Вот только он уйдет. Потому что моя болезнь берет верх над моим сознанием, над моим телом.
Я шепчу ему в губы:
— Я хочу тебя.
У меня дрожат руки, колени подгибаются, и я мысленно молюсь, чтобы он ответил: Нет.
Пожалуйста, пусть он откажет. Оттолкнет, ударит. Что-нибудь. Ведь это не мои слова. Я хочу его. Но не так, как говорю это.
И я умираю, когда он произносит:
— Хорошо.
Когда его руки обхватывают меня, проникая холодными пальцами под ткань, будто в самое нутро, вспарывая мне кожу, добираясь до внутренностей.
Я не хочу так. Не сейчас.
И сбегаю. Как последний трус. Вырываюсь из плена его рук, из плена его карих, смотрящих с безнадегой глаз. Я не хочу тонуть в них снова и снова. Ведь раньше мне казалось, что это невозможно. Всего лишь книжный оборот речи, всего лишь глупое романтичное клише. Но теперь этот чертов шаблон стал правдой.
Я забиваюсь в угол в конце коридора. Тут тишина, лишь откуда-то со стороны туалета тянет куревом. И у меня чешутся губы. От слов, которые сказал, от недостатка никотина в своих легких. Я пытаюсь найти сигареты в карманах своих джинс, но там пусто.
Закрываю глаза. Вдох. Выдох. Уймись, чертово сердце, пожалуйста. Остановись.
Но оно начинает биться часто, громко стуча, отдаваясь эхом по всему организму.

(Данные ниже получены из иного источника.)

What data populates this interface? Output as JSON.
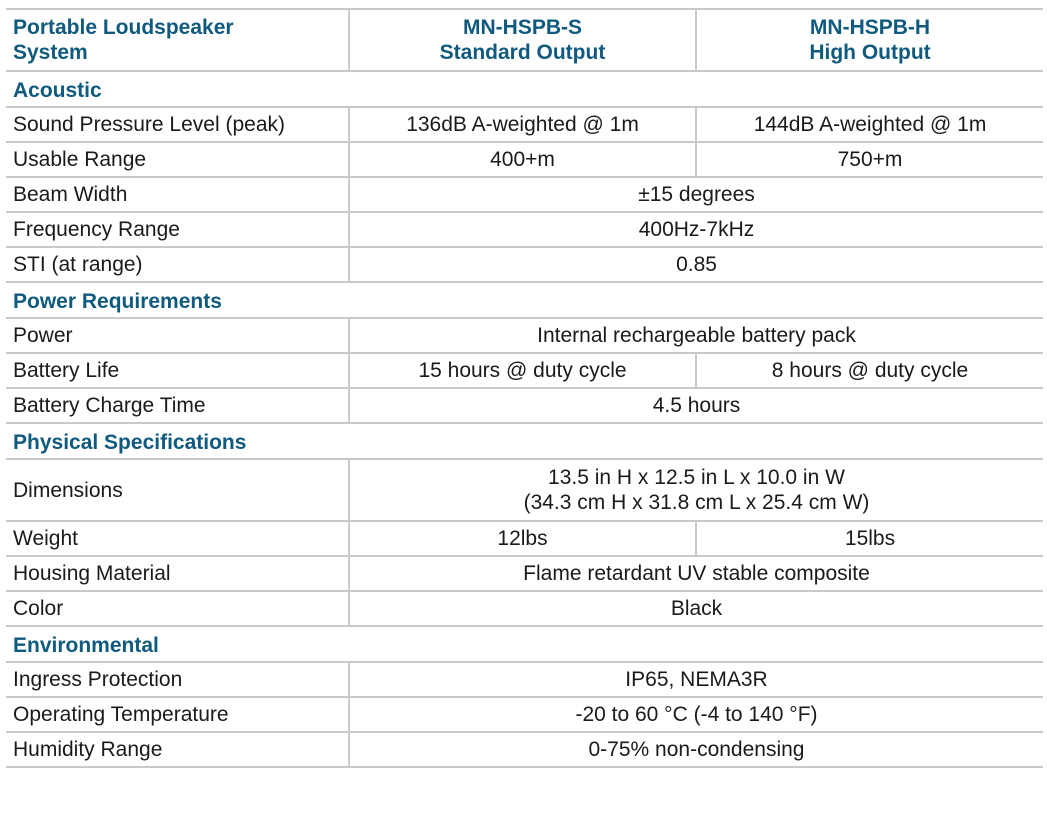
{
  "header": {
    "col1_line1": "Portable Loudspeaker",
    "col1_line2": "System",
    "col2_line1": "MN-HSPB-S",
    "col2_line2": "Standard Output",
    "col3_line1": "MN-HSPB-H",
    "col3_line2": "High Output"
  },
  "sections": {
    "acoustic": "Acoustic",
    "power": "Power  Requirements",
    "physical": "Physical  Specifications",
    "environmental": "Environmental"
  },
  "rows": {
    "spl": {
      "label": "Sound Pressure Level (peak)",
      "s": "136dB A-weighted @ 1m",
      "h": "144dB A-weighted @ 1m"
    },
    "range": {
      "label": "Usable Range",
      "s": "400+m",
      "h": "750+m"
    },
    "beam": {
      "label": "Beam Width",
      "value": "±15 degrees"
    },
    "freq": {
      "label": "Frequency Range",
      "value": "400Hz-7kHz"
    },
    "sti": {
      "label": "STI  (at range)",
      "value": "0.85"
    },
    "power": {
      "label": "Power",
      "value": "Internal rechargeable battery pack"
    },
    "battery_life": {
      "label": "Battery Life",
      "s": "15 hours @ duty cycle",
      "h": "8 hours @ duty cycle"
    },
    "charge": {
      "label": "Battery Charge Time",
      "value": "4.5 hours"
    },
    "dimensions": {
      "label": "Dimensions",
      "line1": "13.5 in H x 12.5 in L x 10.0 in W",
      "line2": "(34.3 cm H x 31.8 cm L x 25.4 cm W)"
    },
    "weight": {
      "label": "Weight",
      "s": "12lbs",
      "h": "15lbs"
    },
    "housing": {
      "label": "Housing Material",
      "value": "Flame retardant UV  stable composite"
    },
    "color": {
      "label": "Color",
      "value": "Black"
    },
    "ingress": {
      "label": "Ingress Protection",
      "value": "IP65, NEMA3R"
    },
    "temp": {
      "label": "Operating Temperature",
      "value": "-20 to 60 °C  (-4 to 140 °F)"
    },
    "humidity": {
      "label": "Humidity Range",
      "value": "0-75% non-condensing"
    }
  }
}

Я закрываю глаза, когда раздается тихое:
— Ты сигареты забыл.
Я забываю, что надо дышать, когда он садится рядом. Вытягивает вперед ноги, обнимает одной рукой и прижимает к себе. Другой закуривает. Он выдыхает дым, растворяющейся в вечернем сумраке. Он целует меня в висок своими прокуренными губами, шепча:
— Потом. Так будет лучше.
И я утыкаюсь ему в плечо. Сжимаю ткань его кофты в руках. И пытаюсь дышать, потому что впервые в жизни это сложно не от страха, а от чего-то, напоминающего счастье и нежность.

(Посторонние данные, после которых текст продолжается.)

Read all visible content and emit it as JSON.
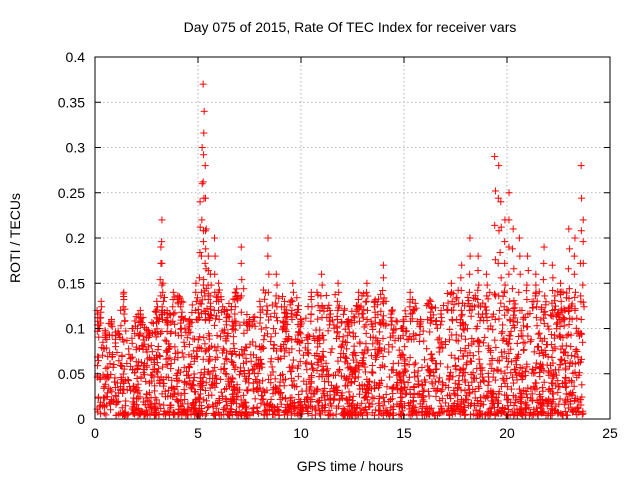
{
  "chart_data": {
    "type": "scatter",
    "title": "Day 075 of 2015, Rate Of TEC Index for receiver vars",
    "xlabel": "GPS time / hours",
    "ylabel": "ROTI / TECUs",
    "xlim": [
      0,
      25
    ],
    "ylim": [
      0,
      0.4
    ],
    "xticks": [
      0,
      5,
      10,
      15,
      20,
      25
    ],
    "xtick_labels": [
      "0",
      "5",
      "10",
      "15",
      "20",
      "25"
    ],
    "yticks": [
      0,
      0.05,
      0.1,
      0.15,
      0.2,
      0.25,
      0.3,
      0.35,
      0.4
    ],
    "ytick_labels": [
      "0",
      "0.05",
      "0.1",
      "0.15",
      "0.2",
      "0.25",
      "0.3",
      "0.35",
      "0.4"
    ],
    "grid": true,
    "marker": "+",
    "color": "#ff0000",
    "series": [
      {
        "name": "ROTI",
        "x": [
          0.1,
          0.2,
          0.3,
          0.5,
          0.8,
          1.0,
          1.4,
          1.8,
          2.2,
          2.6,
          3.0,
          3.2,
          3.25,
          3.3,
          3.5,
          3.8,
          4.2,
          4.6,
          4.9,
          5.1,
          5.2,
          5.25,
          5.3,
          5.35,
          5.4,
          5.5,
          5.6,
          5.8,
          6.0,
          6.4,
          6.8,
          7.1,
          7.5,
          8.0,
          8.4,
          8.8,
          9.2,
          9.6,
          10.0,
          10.5,
          11.0,
          11.4,
          11.8,
          12.3,
          12.8,
          13.2,
          13.6,
          14.0,
          14.4,
          14.9,
          15.3,
          15.8,
          16.3,
          16.8,
          17.3,
          17.8,
          18.2,
          18.6,
          19.0,
          19.4,
          19.6,
          19.7,
          19.9,
          20.1,
          20.3,
          20.6,
          21.0,
          21.4,
          21.8,
          22.2,
          22.6,
          23.0,
          23.3,
          23.6,
          23.7
        ],
        "y": [
          0.12,
          0.1,
          0.13,
          0.09,
          0.11,
          0.08,
          0.14,
          0.1,
          0.12,
          0.09,
          0.13,
          0.19,
          0.22,
          0.15,
          0.12,
          0.14,
          0.13,
          0.11,
          0.15,
          0.24,
          0.3,
          0.37,
          0.34,
          0.28,
          0.21,
          0.18,
          0.16,
          0.2,
          0.15,
          0.12,
          0.14,
          0.19,
          0.11,
          0.13,
          0.2,
          0.16,
          0.13,
          0.15,
          0.11,
          0.14,
          0.16,
          0.12,
          0.15,
          0.11,
          0.14,
          0.15,
          0.13,
          0.17,
          0.12,
          0.1,
          0.14,
          0.11,
          0.13,
          0.12,
          0.15,
          0.17,
          0.2,
          0.18,
          0.16,
          0.29,
          0.28,
          0.24,
          0.22,
          0.25,
          0.21,
          0.2,
          0.18,
          0.16,
          0.19,
          0.17,
          0.15,
          0.21,
          0.2,
          0.28,
          0.22
        ]
      }
    ]
  }
}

Мам, он ведь будет со мной, правда? Он ведь хороший. Он не может меня бросить…
***
Я смотрю на то, как Галли ловко что-то мешает, ссыпает, выливает в одну колбу. Боюсь, что эта смесь сейчас заискрит и комната взлетит к черту.
Парень льет в колбу уксусную кислоту, которую я принесла с кухни. Как хорошо, что девушкам, в отличие от парней, дали свободный доступ к столовской кухне и возможность готовить. Ну конечно, не мы же пытались запихнуть паренька в духовку. Девушки действуют по-другому. Мы убиваем словами.
Я убила лучшую подругу именно так.
«Они разводятся из-за тебя, Соня. Понимаешь, ребенок — это ответственность. Они к ней были не готовы, и вот к чему их это привело. Так что… тебе лучше уйти из дома. Можешь пожить у меня.»